Do Everything You Can for Mom-Do Everything

by | Sep 8, 2021

Those words can make the physician shudder. In the years before 1970, approximately, the words translated to, “Do all the tests and treatments you think might help mom get over her condition, or at least make her comfortable.”

In the mid to late 1960’s it became apparent that people were dying in the hospital, at home, or on the street with functional hearts that happened to beat irregularly. If untreated that person proceeded to death. It was found that in hospital or out, a person’s circulation could be maintained to the brain and heart and other vital organs until a hospital team could convert the heart beat to a regular rhythm. Many people have been able to live normal lives after a near death experience.

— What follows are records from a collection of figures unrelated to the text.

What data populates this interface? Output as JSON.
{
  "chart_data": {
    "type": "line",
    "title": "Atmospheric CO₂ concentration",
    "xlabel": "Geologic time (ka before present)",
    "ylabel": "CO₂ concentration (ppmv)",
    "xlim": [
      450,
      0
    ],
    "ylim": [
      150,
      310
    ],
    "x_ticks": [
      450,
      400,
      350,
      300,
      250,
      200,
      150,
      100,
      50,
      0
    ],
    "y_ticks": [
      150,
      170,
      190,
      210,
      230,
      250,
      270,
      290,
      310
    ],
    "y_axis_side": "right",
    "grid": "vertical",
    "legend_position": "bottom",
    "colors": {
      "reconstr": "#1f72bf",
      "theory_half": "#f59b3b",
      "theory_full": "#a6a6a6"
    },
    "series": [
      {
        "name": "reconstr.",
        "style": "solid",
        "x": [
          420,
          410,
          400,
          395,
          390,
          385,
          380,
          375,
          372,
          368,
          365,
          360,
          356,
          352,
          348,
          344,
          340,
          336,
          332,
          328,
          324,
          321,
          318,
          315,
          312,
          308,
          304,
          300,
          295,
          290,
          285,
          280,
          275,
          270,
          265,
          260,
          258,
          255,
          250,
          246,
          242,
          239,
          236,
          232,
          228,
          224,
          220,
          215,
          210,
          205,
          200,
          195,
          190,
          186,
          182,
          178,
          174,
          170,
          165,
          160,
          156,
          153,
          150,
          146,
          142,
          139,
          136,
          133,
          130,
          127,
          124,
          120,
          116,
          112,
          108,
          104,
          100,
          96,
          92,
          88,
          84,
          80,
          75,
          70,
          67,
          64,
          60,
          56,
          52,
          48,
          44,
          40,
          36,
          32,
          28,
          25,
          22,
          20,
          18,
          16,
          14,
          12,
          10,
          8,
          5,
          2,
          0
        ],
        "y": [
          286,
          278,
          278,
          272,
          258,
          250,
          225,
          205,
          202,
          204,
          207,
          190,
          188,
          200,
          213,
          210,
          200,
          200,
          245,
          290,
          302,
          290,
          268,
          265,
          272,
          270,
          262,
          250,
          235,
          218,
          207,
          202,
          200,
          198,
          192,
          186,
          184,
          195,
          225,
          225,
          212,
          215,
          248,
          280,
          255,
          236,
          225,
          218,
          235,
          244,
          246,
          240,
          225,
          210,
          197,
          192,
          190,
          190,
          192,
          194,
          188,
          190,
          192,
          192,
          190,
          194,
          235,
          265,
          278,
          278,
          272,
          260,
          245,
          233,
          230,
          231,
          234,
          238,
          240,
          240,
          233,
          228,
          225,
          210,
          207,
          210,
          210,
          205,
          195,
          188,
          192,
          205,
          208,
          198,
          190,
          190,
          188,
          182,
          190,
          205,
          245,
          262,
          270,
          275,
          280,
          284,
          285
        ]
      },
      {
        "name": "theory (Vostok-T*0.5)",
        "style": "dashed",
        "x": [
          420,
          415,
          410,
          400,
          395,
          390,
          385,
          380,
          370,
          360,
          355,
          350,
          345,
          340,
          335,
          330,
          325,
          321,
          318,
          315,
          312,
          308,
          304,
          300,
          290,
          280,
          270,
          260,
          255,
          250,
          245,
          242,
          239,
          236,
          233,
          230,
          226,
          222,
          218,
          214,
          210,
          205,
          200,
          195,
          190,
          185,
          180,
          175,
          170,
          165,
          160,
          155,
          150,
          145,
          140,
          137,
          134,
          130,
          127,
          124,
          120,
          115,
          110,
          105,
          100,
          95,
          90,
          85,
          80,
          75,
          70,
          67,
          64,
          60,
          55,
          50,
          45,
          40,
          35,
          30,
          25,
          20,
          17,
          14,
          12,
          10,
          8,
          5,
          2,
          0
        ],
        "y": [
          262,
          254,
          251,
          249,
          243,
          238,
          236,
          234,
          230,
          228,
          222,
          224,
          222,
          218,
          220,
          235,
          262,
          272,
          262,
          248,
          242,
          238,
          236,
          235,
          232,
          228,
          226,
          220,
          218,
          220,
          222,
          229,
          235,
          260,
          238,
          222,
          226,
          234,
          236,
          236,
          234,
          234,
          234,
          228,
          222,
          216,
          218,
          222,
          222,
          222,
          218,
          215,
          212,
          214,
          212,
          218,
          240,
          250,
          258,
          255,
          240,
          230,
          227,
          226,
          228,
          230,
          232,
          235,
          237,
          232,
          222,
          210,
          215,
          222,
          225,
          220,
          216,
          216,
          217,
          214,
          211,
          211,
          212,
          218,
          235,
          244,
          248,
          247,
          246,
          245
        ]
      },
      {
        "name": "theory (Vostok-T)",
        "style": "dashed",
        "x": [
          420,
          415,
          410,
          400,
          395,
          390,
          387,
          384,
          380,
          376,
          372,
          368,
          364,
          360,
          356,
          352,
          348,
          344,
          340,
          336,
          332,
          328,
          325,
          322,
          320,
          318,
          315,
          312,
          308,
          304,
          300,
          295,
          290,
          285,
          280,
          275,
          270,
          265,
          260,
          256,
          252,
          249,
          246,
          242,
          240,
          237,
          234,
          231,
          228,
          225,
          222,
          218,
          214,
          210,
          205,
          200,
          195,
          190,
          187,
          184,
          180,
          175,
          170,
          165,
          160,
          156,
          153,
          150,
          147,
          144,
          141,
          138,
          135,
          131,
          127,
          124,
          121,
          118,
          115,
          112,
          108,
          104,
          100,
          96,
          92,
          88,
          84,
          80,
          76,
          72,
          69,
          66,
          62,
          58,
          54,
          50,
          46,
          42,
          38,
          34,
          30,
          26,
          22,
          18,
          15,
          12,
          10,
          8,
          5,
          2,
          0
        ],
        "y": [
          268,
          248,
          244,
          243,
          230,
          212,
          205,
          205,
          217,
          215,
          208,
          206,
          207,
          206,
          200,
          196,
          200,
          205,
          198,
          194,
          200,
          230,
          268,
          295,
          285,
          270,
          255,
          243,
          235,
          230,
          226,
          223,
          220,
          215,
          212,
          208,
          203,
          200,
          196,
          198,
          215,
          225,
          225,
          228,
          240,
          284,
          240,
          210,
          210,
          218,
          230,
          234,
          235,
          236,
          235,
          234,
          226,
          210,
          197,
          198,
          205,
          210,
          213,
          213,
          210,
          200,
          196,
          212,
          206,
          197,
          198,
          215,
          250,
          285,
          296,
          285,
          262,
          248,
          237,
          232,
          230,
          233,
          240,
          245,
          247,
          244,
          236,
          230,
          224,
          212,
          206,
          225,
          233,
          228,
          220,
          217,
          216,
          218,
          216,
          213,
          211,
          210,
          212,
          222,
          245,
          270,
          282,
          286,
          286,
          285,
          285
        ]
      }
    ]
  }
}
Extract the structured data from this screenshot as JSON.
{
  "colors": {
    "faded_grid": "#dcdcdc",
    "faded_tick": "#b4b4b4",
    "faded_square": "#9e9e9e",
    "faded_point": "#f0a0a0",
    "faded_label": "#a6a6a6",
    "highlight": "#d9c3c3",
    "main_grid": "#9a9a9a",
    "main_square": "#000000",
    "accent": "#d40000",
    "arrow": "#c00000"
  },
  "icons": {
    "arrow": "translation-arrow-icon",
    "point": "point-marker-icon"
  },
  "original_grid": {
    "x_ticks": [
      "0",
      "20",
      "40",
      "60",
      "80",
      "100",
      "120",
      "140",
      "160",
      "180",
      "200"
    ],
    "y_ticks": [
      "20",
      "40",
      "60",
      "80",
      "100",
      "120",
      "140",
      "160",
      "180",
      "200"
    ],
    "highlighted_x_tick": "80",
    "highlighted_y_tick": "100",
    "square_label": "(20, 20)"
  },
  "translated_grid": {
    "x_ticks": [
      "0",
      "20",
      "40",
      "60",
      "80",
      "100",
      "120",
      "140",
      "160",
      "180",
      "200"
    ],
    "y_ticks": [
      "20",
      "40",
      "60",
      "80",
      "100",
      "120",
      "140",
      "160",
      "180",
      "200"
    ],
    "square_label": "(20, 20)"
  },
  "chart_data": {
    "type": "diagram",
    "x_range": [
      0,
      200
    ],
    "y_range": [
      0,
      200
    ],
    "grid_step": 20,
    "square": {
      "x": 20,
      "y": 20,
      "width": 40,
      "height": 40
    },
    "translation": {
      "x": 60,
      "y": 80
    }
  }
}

Some unfortunate rulings by state attorney general in Mass. and NY made failure to do a full resuscitation effort on all dying patients a criminal offense. As a result, physicians often feel, are, obligated to perform chest compressions to perfuse blood while intubating and breathing for the patient and administering electric shocks to the heart and injecting a multitude of drugs in an all-out effort to prevent death that is inevitable from other than cardiac causes. Only after all these steps to the “Modern American Hospital Death Dance” have been completed is the person allowed to be dead, for good and certain dead.

“Do Everything You Can for Mom-Do Everything”
We all need to be certain what everything is. We need to let our families know what our hopes and expectations are when death is expected. We need to have executed a medical power of attorney and/or completed an advance directive form. When we have done those things, then we will have done everything for Mom (and Dad of course.)